Un peu ambivalent. Mon père jouait de la folk, donc je détestais ça. C’est ça d’ailleurs qui m’a poussé à faire du break-dance! J’étais attiré par ces noirs qui criaient dans leurs micros pendant que mon père jouait de la folk. Quand j’étais vraiment très jeune, trop jeune pour être laissé seul à la maison, mes parents m’emmenaient tous les soirs dans leur club de folk et je détestais ça!
On peut donc finalement parler de maturité…

On peut dire ça… Et puis mes parents, qui détestaient la techno, adorent mon dernier album. Ça doit être mes plus grands fans maintenant. Bon, ils ont évidemment un peu de mal quand les chansons parlent de drogue, mais je crois que, dans le fond ils sont assez fiers que je fasse quelque chose de créatif. À 18 ans, je ne pensais un peu qu’aux filles et à me faire de l’argent, donc là ils peuvent se sentir un peu rassurés.
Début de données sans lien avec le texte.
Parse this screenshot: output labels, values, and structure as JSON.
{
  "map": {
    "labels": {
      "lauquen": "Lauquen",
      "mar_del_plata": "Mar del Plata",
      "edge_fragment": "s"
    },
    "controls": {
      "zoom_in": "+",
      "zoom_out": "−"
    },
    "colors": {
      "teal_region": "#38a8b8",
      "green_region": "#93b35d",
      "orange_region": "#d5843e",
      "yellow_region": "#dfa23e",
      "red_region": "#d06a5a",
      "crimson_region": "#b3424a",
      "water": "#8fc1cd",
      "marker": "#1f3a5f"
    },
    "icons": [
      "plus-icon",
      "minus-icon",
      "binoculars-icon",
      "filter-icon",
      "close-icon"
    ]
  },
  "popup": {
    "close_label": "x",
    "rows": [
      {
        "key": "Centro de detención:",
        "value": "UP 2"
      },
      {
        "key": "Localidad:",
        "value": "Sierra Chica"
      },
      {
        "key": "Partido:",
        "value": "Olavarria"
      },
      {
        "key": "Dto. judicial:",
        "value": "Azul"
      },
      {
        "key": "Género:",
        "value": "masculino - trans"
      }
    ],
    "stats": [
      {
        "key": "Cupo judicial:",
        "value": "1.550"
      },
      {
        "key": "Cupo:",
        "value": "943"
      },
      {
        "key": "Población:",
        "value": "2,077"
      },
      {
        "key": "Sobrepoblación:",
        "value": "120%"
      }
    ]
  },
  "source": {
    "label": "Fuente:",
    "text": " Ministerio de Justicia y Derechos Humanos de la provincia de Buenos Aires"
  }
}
Et comment as-tu convaincu les gens de chez Ninja Tune de te suivre dans ce projet?
J’ai feinté! En fait, quand je leur ai amené mes démos, j’ai menti! Je leur ai dit que c’était quelqu’un d’autre, un mec que j’ai rencontré, un mec super bon, super cool, super mignon, et que je pensais qu’il avait d’autres morceaux à proposer. Ils m’ont tout de suite dit qu’ils étaient intéressés pour le rencontrer. C’était par peur de t’exposer ou dans une autre finalité? En fait, c’était surtout pour qu’ils écoutent ça avec une oreille « vierge », pour qu’ils n’écoutent pas du Fink. Je voulais vraiment qu’ils jugent le fond, pas le fait que je me mette à faire de la folk. Et comme ma voix est très différente quand je chante par rapport à quand je parle, ils n’ont rien vu venir. D’ailleurs, ils ne m’ont pas cru quand je leur ai dit que c’était moi, et que par conséquent, l’artiste était immédiatement disponible pour les rencontrer. Et ayant déjà dit qu’ils appréciaient, ils ne pouvaient plus reculer.